Von Florian Gucher
Die gebürtige Bregenzerin Sarah Rinderer hat für die experimentelle Literaturzeitschrift namens „flugschrift“ Tagebuchniederschriften ihrer Islandaufenthalte verarbeitet. Bezugnehmend auf die Leuchtfeuer des Grótta-Leuchtturmes nennt sich ihre Ausgabe „sektorenfeuer“.
Und es sind die Feuer des Turmes, die durch die Tiefen und Untiefen auf See und Land sowie der eigenen Seelenlandschaft leiten. Alltägliche Empfindungen verweben sich mit Geschichten des Ortes.
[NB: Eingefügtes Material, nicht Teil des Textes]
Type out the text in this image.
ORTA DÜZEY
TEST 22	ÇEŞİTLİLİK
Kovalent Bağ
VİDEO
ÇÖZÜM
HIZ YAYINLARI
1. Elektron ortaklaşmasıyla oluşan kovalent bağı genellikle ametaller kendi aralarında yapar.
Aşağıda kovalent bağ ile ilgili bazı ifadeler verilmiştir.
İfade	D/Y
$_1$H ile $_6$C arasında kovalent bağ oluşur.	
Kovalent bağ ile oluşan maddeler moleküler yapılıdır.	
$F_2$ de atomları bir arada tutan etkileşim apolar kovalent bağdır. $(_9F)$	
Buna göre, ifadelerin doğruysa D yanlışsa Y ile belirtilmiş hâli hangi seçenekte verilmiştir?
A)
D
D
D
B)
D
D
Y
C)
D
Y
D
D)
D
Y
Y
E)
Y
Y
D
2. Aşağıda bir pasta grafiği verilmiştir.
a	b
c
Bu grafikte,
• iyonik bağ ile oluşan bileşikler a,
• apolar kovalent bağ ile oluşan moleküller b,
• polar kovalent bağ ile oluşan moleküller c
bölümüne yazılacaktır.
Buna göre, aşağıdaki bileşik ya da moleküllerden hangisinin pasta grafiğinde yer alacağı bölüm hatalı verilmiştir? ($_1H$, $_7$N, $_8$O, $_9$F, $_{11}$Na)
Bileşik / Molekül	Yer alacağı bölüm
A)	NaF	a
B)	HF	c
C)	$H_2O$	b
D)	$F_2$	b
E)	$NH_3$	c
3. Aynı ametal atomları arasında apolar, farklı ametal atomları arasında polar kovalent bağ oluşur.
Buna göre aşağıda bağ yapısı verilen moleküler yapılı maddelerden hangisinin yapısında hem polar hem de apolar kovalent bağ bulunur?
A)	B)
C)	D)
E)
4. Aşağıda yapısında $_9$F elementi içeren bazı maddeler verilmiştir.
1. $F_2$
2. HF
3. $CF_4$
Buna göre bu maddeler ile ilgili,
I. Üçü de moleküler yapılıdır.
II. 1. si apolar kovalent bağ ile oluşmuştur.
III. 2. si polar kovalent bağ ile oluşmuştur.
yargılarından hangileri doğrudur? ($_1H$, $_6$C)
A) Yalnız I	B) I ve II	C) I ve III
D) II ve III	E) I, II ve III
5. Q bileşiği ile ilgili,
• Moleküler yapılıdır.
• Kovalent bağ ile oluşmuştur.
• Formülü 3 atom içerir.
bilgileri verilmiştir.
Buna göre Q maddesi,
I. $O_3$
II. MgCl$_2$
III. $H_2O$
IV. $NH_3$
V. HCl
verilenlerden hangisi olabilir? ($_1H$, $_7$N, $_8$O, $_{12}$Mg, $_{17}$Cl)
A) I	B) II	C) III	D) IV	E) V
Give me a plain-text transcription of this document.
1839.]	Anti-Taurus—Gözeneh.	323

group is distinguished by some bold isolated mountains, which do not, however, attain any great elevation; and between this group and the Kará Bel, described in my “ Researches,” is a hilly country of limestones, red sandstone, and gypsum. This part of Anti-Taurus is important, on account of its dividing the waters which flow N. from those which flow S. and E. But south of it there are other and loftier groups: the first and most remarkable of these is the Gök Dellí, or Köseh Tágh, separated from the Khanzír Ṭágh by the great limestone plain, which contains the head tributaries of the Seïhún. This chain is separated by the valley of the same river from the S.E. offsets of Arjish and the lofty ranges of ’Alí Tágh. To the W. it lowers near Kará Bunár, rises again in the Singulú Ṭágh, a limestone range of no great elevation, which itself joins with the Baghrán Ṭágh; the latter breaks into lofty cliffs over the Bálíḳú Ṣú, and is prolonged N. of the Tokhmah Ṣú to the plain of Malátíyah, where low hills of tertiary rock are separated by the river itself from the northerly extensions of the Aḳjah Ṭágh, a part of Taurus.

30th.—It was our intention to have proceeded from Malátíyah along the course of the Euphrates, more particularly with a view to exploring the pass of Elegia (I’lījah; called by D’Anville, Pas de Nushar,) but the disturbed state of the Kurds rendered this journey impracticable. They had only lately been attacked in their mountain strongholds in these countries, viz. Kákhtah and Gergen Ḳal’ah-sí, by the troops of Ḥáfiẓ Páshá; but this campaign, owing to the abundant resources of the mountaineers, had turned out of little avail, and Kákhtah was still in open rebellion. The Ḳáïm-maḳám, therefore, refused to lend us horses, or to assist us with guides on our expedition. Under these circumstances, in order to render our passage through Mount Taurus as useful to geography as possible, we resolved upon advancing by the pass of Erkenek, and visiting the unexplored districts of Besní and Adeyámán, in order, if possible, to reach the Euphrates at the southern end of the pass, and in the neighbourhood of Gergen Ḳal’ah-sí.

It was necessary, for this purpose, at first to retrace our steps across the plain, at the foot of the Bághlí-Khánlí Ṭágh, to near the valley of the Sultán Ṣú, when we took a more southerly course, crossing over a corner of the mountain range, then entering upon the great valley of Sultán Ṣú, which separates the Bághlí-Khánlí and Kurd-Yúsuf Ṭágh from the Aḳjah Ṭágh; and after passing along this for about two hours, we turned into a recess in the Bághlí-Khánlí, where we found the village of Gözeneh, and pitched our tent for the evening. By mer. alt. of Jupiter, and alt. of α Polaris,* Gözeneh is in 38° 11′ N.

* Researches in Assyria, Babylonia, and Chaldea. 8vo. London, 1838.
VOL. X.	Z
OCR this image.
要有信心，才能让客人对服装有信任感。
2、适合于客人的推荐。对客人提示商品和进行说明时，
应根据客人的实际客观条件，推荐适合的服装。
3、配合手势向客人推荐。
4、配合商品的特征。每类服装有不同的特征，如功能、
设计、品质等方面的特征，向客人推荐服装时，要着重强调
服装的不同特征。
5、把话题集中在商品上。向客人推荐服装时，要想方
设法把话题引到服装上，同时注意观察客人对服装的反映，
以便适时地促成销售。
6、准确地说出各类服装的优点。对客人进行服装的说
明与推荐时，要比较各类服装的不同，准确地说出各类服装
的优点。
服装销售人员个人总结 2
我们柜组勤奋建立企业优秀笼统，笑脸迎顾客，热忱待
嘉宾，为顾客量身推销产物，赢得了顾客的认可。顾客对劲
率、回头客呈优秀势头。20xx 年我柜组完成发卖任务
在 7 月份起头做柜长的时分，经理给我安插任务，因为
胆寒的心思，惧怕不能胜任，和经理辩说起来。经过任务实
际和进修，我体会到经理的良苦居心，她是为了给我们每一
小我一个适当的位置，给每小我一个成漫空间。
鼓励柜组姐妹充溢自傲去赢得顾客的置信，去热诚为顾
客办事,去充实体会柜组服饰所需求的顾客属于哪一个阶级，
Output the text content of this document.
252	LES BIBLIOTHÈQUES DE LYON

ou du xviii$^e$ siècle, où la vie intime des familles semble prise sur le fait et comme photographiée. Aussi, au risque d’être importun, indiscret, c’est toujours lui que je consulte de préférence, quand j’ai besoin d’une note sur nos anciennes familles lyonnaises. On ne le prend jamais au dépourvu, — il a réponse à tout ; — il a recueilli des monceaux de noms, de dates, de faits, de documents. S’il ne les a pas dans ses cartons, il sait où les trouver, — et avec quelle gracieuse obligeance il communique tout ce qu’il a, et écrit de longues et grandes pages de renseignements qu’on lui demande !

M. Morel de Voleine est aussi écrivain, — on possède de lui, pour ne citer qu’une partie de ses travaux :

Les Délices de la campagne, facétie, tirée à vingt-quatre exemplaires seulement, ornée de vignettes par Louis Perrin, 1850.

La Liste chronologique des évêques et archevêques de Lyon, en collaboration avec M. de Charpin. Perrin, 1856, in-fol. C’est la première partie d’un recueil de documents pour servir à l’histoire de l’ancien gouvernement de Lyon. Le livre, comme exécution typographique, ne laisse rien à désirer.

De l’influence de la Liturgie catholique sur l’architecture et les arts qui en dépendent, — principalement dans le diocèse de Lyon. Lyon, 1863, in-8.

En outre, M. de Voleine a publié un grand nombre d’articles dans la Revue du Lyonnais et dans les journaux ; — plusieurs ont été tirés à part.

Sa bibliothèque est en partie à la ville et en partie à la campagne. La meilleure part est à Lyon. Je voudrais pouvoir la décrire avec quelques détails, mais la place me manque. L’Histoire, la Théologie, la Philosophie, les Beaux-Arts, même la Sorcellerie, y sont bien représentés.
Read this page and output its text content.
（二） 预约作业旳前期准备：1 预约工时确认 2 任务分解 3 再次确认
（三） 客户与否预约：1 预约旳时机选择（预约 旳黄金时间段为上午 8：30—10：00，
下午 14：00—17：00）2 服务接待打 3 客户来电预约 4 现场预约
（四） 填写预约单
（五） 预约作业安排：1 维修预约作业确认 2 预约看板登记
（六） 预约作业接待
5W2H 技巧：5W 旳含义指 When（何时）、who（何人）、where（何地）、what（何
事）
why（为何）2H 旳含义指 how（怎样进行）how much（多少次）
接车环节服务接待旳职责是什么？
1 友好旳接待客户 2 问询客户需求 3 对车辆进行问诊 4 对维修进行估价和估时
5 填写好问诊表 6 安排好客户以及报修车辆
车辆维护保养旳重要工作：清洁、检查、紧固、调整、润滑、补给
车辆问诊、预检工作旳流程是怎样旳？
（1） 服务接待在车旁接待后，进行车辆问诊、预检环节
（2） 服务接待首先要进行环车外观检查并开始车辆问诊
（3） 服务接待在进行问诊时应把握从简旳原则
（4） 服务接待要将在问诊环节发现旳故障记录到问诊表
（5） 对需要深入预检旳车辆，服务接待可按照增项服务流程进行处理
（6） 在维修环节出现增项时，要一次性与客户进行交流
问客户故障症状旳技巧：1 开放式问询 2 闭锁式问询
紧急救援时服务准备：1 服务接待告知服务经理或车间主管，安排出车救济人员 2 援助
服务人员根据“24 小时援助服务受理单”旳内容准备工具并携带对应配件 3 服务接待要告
Dunkelsektoren, die Perspektiven, an denen die Lichter nicht zu sehen sind, werden nicht ausgespart. Sprachspiele gehen einher mit immer neuen Lese- und Entfaltungsmöglichkeiten dieses Hybridformates zwischen Folder, Poster und Zeitschrift, als das sich die „flugschrift“ gibt. Am Ende schließt sich der Bogen durch Farbspiele, die so etwas wie einen Faden in die poetische Abhandlung bringen.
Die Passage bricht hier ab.